Would you know that Lent is only the first part of the overall religious observance of the Easter season?
Yes, according to the World Book Encyclopedia Easter is the center of the entire season of the Christian year, and Lent which starts on Ash Wednesday some 40 days before Easter Sunday, is the best known part of the celebration. And according to the Bible Diary, a publication of the Claretian Communications Foundation, Inc., Lent ends on Holy Thursday, before the evening mass of the Lord’s Supper. From Good Friday to Easter Sunday the Church celebrates the Easter Triduum of Christ’s passion and death, burial and resurrection.
The 40-day period between Ash Wednesday and Easter Sunday, is for us Christians, the time for penance. It is when we have to do acts of contrition for our sins; to ask for forgiveness from God. In this period Christians do fasting, an act that Jesus did for 40 days while praying prior to his death by crucifixion.
As we all know, the first day of Lent is the Ash Wednesday. Churches all over the world hold services that include blessing of the ashes and putting it on the foreheads of church goers. And this act is a reminder of the words in Genesis 3:19, “for dust thou art came, and unto dust shalt thou return.” It is also a simple way of telling us faithful that the best way to celebrate Lent through penance is by humbling our spirit.
The final week of Lent
The Christian world though has its final week of Lent called the Holy Week. It opens with Palm Sunday and culminates with Easter Sunday.
During this week Christian Churches do special services every day. Holy Week commemorates the various events that were said to have happened leading to the death of the Redeemer up to His resurrection.
The first day, Palm Sunday activities reenact the triumphant entry of Jesus into Jerusalem where he was met by people holding branches of palm along his way.
On the other hand, the World Book Encyclopedia also corroborated biblical accounts of Jesus on that fateful Maundy Thursday or Holy Thursday. Church activities center on the recollection of Jesus’ last supper and his subsequent arrest, incarceration, and trial by the mob. Catholic Churches celebrate Holy Thursday with masses where priests take the Host that is regarded to represent the body of Christ, from the main Church altar to a section of the Church side considered as shrine. The place symbolizes Christ’s prison after he was arrested on orders of the Jewish high priests. It is also the day when Jesus himself washed the feet of his disciples and asked them to do the same as one sign of humility.
The day after, or the Good Friday, is the day when Church services focus on the commemoration of the death of Jesus on the cross. All activities are those of mourning and that start normally at 12 noon of that day until 3 o’clock when Jesus breathed his last breath hanging on the cross after his flagellation. Churches also relive Christ’s seven last words.
Mourning by the faithful is usually capped with fasting during Good Fridays.
Meanwhile Holy Saturday (also termed as Black Saturday) is a day in the Holy Week set aside for vigil. The main activity in all Christian churches comes during the night since it is the time when the observance of Christ’s resurrection approaches.
During the pre-resurrection hour the lights in churches are put off. It comes back to life when the priest lights up one big candle that symbolizes the risen Christ. From this candle’s flame the churchgoers light the candles they bring with them creating the symbolism that Jesus’ light is spreading all over the world.
Then come Easter Sunday. The day commemorates the Resurrection of Jesus. Roman Catholic Churches hold its services mostly on Saturday night until Sunday dawn with the traditional “Salubong” or the meeting of the Risen Christ and his mother Mary.

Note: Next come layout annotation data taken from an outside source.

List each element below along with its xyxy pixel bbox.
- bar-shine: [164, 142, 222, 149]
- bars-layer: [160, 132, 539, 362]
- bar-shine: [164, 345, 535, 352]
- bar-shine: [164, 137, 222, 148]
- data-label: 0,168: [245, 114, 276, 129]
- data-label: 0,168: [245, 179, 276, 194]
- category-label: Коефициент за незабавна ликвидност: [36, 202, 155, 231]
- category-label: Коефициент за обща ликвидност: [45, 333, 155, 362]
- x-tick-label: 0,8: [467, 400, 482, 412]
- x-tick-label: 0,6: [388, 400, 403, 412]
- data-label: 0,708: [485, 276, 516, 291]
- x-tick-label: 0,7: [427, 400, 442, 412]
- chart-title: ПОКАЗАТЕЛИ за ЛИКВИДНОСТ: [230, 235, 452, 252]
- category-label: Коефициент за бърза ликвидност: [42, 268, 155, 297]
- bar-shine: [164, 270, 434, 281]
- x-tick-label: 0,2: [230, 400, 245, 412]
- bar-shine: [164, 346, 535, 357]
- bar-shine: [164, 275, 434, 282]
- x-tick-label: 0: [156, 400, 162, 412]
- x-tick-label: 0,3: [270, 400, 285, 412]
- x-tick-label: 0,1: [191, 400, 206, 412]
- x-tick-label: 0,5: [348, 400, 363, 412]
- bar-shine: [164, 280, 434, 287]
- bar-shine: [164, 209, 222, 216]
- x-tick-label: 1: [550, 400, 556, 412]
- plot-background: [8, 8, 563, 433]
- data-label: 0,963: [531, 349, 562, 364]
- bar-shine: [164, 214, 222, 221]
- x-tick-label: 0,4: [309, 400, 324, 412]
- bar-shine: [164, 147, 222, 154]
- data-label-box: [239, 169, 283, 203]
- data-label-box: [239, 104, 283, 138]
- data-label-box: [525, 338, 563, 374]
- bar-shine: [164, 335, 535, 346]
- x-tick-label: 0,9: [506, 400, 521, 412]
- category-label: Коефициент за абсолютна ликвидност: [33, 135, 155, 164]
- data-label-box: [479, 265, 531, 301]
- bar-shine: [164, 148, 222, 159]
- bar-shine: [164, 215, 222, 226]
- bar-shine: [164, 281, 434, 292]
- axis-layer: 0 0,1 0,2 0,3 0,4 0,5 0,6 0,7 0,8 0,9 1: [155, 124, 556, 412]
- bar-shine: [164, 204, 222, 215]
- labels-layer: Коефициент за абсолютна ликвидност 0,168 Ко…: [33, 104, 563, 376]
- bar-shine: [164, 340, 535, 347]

Perhaps as a way of celebrating their redemption from sin through Christ death and resurrection, many Christians find Easter Sunday as the opportunity for feasting and family get-together in houses of parents or picnics in beaches and outdoor parks.
The second part of the Easter season
Now Easter Sunday is said to culminate the Holy week and the season of Lent. There is no argument about it. But does this mean the end of the Easter season? Many would like to believe it is. But no, the season of Easter has its second part. And that is the 50-day period that starts on Easter Sunday up to the Pentecost, the seventh Sunday after Easter Sunday.
According to the Bible this is the time when Jesus reappeared to some of His followers, the last of which was during His Ascension to heaven. Ten days later is the feast of the Pentecost, the day when Jesus’ apostles revealed that the Holy Spirit entered into them. It is the last day of the Easter season. And, according to the Bible, many Christians believe, it is the day when the Church really began.
Today, the Church founded by Apostle Peter upon the will of Jesus Christ is 2019 years old. There were several attempts to destroy it by changing some aspects of its history or the interpretations of its doctrines.
The greatest among the Church challenges was its schism. But the Church founded on rock survived. Yes there are those who formally put forward their own idea of what a Church should be. But still the same idea centers on the very God that is universally worshipped.